Um abraço à compaixão
Quero propor uma reflexão em razão do debate que sucedeu a reportagem do médico Drauzio Varella sobre a situação das presas trans, quando veio a público o crime que teria levado ao cárcere a entrevistada que gerou mais comoção nos expectadores, após relatar sua situação de solidão e receber um abraço do médico.
Os maiores crimes cometidos ao longo da história humana, sejam aqueles que marcaram o mundo, ou que chocaram as populações envolvidas, e aqui no Brasil temos alguns casos emblemáticos, todos eles, sem exceção, foram cometidos por seres humanos.
Esse comentário pode parecer jocoso ou banal, mas quero chamar atenção para a humanidade de um criminoso. Não adianta querermos desumanizar a pessoa que pratica um ato cruel e por vezes inominável, como forma de afasta-la daquilo que somos. Negar a condição humana destes, é apenas querer fechar os olhos para o lado mais perverso que todos podemos ter, e tentar se colocar num patamar de superioridade que não existe.

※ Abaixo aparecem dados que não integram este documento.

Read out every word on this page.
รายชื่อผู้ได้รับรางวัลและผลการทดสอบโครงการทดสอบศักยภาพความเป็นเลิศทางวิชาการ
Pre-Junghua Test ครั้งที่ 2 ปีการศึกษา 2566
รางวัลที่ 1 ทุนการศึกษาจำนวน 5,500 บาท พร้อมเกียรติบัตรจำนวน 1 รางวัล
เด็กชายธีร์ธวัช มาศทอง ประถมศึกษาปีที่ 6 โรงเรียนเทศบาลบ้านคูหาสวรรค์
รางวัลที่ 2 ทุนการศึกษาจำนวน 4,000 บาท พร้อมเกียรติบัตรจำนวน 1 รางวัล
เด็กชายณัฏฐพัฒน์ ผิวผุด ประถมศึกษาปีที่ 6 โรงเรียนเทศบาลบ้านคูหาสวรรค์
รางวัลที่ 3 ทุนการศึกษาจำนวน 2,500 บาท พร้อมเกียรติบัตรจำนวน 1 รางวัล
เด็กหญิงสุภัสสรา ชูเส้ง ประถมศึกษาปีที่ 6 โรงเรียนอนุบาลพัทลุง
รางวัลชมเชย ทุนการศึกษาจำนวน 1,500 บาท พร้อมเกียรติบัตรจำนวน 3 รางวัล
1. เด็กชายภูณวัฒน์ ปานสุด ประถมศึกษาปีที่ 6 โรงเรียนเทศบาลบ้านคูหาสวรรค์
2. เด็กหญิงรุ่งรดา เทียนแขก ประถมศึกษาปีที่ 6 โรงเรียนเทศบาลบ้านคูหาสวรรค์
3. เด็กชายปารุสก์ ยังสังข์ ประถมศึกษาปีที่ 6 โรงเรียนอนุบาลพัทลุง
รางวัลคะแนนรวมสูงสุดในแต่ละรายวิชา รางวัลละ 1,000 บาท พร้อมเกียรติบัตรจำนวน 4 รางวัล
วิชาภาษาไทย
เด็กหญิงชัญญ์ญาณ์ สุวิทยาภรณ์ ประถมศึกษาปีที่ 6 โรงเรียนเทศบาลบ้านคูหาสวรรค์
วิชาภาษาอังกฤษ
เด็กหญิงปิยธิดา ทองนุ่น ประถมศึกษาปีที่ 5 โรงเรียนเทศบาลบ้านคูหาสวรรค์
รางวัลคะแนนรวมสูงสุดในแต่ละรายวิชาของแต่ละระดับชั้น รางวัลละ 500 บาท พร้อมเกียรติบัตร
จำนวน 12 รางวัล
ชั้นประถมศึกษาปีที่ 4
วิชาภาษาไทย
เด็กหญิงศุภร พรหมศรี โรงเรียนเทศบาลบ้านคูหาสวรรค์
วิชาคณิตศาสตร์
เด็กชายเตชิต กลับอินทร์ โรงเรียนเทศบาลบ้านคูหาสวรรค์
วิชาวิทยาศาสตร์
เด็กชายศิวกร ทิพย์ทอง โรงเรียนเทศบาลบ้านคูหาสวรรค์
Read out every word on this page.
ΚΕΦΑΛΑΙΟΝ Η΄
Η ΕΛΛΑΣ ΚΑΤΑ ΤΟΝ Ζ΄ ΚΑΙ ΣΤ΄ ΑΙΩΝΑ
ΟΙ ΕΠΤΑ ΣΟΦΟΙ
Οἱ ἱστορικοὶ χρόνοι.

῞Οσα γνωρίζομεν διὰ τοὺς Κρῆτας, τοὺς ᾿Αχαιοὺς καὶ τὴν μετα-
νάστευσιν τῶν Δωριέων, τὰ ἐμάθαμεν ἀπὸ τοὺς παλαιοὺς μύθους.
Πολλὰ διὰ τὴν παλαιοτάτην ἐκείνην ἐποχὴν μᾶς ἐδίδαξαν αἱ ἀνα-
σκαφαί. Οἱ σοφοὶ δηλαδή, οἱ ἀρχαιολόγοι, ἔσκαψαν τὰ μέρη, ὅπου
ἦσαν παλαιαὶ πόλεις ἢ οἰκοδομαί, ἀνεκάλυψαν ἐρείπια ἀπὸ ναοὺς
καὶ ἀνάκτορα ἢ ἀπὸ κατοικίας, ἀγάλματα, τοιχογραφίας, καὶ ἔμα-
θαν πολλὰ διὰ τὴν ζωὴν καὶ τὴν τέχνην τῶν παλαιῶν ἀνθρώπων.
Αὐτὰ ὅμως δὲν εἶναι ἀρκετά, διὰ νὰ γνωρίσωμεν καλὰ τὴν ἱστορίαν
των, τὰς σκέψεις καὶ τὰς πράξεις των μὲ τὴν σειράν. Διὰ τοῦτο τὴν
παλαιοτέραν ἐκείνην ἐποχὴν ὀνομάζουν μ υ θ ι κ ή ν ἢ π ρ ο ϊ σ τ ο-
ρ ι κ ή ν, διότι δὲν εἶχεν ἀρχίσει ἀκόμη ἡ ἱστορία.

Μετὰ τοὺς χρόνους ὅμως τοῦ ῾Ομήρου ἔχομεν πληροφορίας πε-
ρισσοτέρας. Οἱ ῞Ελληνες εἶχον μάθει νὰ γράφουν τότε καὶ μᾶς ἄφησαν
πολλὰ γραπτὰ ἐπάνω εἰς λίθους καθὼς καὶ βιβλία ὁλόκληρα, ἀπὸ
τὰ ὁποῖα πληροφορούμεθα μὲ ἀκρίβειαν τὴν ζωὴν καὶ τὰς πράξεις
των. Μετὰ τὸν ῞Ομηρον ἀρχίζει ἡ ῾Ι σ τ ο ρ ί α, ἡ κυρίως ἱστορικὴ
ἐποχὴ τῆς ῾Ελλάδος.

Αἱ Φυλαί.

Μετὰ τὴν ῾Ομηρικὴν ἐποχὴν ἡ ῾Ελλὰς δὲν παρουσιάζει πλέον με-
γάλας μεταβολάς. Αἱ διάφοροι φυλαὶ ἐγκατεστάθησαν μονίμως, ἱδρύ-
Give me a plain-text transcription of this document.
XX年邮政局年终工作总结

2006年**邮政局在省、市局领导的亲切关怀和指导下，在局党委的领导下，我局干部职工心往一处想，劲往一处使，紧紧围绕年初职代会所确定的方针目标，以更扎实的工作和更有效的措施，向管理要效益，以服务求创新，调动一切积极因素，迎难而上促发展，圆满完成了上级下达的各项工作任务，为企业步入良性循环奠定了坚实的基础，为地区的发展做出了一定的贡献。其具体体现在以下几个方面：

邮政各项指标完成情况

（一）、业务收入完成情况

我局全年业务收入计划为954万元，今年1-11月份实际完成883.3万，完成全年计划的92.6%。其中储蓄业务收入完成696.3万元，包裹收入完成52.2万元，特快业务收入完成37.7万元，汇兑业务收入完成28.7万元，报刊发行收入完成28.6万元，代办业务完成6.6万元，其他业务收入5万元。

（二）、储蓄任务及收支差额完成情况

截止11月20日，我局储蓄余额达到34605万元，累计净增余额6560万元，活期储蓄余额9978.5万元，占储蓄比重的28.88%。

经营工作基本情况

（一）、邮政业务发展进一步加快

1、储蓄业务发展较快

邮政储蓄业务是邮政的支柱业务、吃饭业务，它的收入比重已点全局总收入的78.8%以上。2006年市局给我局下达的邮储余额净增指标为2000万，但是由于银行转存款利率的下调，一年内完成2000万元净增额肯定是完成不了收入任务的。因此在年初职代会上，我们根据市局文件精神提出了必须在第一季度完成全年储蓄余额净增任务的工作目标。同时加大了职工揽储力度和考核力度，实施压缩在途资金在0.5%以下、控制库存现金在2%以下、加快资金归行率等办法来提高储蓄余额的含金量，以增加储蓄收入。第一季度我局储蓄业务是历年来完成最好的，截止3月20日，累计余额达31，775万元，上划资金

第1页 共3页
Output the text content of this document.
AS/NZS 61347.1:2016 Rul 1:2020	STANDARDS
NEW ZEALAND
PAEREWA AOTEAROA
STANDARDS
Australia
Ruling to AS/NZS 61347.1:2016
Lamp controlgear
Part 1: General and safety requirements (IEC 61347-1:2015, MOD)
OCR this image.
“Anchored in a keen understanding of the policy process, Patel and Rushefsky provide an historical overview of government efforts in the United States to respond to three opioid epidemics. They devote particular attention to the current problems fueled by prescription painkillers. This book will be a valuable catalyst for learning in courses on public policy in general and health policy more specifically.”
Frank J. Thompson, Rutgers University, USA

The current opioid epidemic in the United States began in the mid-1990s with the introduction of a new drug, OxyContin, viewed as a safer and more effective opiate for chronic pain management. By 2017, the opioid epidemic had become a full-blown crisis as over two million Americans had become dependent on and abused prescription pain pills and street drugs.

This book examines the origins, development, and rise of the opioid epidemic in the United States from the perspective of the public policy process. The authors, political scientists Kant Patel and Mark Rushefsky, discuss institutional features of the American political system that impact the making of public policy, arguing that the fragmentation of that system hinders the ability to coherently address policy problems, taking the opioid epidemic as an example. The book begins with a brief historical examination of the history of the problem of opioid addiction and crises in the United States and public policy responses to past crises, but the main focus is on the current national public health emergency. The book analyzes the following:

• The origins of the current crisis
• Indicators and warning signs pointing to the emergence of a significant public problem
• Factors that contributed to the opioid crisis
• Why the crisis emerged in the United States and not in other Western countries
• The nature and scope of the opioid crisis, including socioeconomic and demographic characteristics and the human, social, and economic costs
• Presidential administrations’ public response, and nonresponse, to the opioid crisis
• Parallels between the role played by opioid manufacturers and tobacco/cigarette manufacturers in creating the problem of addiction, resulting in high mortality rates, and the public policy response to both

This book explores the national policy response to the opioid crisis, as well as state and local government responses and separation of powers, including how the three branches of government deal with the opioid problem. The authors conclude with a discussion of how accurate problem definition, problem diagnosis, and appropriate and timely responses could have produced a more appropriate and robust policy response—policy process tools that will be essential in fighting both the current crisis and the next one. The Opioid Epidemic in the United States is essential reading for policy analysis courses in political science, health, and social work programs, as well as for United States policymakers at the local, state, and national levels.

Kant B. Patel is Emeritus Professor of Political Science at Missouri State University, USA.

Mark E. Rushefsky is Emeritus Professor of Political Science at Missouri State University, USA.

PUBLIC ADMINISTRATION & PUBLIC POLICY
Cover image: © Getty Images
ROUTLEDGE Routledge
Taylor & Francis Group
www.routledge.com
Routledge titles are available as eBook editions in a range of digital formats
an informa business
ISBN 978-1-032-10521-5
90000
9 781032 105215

Não há monstros lá fora e os que estão presos por crimes graves são filhos, pais, netos ou companheiros de alguém. Não surgiram por geração espontânea para acabar com a vida de uma pessoa ou destruir uma família. Foram indivíduos que, por alguma razão, seja ela social ou psíquica, foram levadas a isso. Não podemos perder isso de vista e achar que os criminosos são diferentes de qualquer um de nós.
Dr. Drauzio não erra ao abraçar uma presa responsável por acabar com a vida de uma criança, mas oferece aquilo que talvez seja o único instrumento que pode transformar aquela pessoa e resgata-la do seu sofrimento, que é a sua compaixão. Certamente ele faria o mesmo pela criança. Aliás, foi compaixão a família da criança que demonstrou ter ao pedir desculpas pela reportagem, que os fez reviver uma perda tão triste.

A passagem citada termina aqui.